SINCE 2010, registered health practitioners have been required by law to notify the Australian Health Practitioner Regulation Agency if they believe another health practitioner has behaved in a way that constitutes notifiable conduct.
This legal requirement to report to the Australian Health Practitioner Regulation Agency (AHPRA) applies to a health practitioner who is treating another health practitioner, except in WA where the treating practitioner is exempted from this mandatory reporting.
Notifiable conduct means the health practitioner has:
- Practiced while intoxicated by alcohol or drugs
- Engaged in sexual misconduct related to or involving their work
- Placed the public at substantial risk of harm due to an impairment (health issue)
- Placed the public at risk of harm due to a departure from accepted professional standards.
This legislation was introduced following concern that the medical profession’s self-regulation had failed, after a number of high-profile cases of rogue doctors, including Dr Jayant Patel and Dr Graeme Reeves.
While this legislation affects all registered health practitioners, doctors have one of the highest rates.
AHPRA’s 2013‒2014 annual report showed 5585 doctors were notified, representing 56% of all notifications received nationally, despite doctors making up only 16% of registered health practitioners.
Of these notifications, 351 were mandatory, including 221 made for deviation from accepted professional standards, 86 due to perceived impairment, 10 for alcohol or drug use, and 28 for sexual misconduct. There have been concerns that some notifications are vexatious.
While this legislation may appear to be protecting the public, there are widespread concerns that it may be having an adverse effect.
The Australian Psychological Society has raised concerns that there are instances where mandatory reporting may actually increase risk to the public than decrease it, with practitioners being reluctant to seek help voluntarily for fear of being reported. There is evidence to support this.
Further to concerns about public safety, there are concerns for the wellbeing of doctors who may be reluctant to engage with professional help. Doctors already face barriers to accessing care. A 2013 beyondblue survey of doctors found three main barriers to seeking professional treatment:
- Lack of confidentiality or privacy (reported by 52.5%)
- Embarrassment (37.4%)
- Impact on registration and right to practice (34.3%)
There have been isolated reports of doctor suicides that may have been related to current mandatory reporting laws. Even if the contribution of these laws to doctor suicides is minimal, this is an unacceptable situation.
A minimalist solution is available to remedy the current laws and provide uniformity across jurisdictions — all states and territories should adopt the WA amendment, which includes an exemption to the legislation for doctors who are treating other doctors.

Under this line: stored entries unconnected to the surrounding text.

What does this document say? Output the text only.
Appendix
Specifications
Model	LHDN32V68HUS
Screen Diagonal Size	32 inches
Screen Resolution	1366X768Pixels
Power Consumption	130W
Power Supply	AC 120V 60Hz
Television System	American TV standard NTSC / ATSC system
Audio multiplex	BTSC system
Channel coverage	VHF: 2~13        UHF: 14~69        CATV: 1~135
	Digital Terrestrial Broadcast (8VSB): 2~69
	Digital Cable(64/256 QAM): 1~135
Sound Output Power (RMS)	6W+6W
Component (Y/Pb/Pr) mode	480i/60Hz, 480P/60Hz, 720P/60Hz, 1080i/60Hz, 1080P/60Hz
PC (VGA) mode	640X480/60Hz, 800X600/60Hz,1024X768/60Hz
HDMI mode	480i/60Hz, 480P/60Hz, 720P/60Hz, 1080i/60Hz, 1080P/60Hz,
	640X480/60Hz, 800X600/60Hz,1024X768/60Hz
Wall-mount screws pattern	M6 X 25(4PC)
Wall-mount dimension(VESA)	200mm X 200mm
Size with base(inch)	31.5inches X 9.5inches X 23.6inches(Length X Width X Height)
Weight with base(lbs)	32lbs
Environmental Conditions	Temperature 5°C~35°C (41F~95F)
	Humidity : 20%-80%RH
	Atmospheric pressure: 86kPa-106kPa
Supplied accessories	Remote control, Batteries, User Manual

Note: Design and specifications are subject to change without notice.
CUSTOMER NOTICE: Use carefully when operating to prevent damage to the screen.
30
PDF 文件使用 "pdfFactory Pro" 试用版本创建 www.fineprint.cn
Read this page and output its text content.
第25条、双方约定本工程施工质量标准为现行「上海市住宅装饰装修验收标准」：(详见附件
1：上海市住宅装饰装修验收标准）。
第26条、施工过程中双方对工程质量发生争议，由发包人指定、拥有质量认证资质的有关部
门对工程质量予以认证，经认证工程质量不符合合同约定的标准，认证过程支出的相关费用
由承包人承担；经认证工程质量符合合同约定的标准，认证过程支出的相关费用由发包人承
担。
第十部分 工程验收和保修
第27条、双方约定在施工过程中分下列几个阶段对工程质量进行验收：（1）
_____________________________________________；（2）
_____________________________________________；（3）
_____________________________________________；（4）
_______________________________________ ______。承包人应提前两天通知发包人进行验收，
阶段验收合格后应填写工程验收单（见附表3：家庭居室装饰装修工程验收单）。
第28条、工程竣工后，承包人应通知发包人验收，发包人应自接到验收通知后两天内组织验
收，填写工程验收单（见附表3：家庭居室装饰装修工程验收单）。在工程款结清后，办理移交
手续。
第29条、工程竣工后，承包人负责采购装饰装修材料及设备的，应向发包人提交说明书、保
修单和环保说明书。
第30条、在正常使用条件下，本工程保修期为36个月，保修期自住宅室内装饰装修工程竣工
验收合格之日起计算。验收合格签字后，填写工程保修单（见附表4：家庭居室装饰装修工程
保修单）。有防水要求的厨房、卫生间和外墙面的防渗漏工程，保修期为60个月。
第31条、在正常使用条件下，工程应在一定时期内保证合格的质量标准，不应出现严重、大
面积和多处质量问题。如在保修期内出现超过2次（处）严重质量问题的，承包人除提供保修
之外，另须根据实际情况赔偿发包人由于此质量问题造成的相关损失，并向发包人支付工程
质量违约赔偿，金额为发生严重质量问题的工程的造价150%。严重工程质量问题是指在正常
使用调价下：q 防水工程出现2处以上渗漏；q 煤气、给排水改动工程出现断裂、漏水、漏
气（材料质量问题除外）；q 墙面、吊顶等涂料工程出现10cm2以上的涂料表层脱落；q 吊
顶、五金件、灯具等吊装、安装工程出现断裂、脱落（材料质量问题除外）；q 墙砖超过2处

The treating doctor still has a professional and compelling ethical obligation to protect and promote public safety, and may make a voluntary notification or encourage the practitioner patient to self-report. However, they are not mandated by law to report their patient.
The AMA supports this solution.
The Council of Australian Governments Health Council is currently considering the findings of the independent review of the National Registration and Accreditation Scheme (NRAS) for health professionals. The AMA says a consultation paper prepared as part of the NRAS had found no evidence that the WA amendment had impaired the ability of the Medical Board to protect patients.
As doctors, our primary interest is to protect the health of our patients.
The current mandatory reporting laws outside of WA potentially compromise patient safety and may impair access for doctors in need of care.
The adoption of the WA amendment is an acceptable solution to this problem and the profession should advocate for it.
Dr Malcolm Forbes is a medical registrar, NHMRC Postgraduate Scholar and adjunct lecturer in the College of Medicine and Dentistry, James Cook University. Dr Margaret Kay is a GP, adjunct senior lecturer at the University of Queensland and honorary secretary of the Doctors’ Health Advisory Committee Service (Queensland).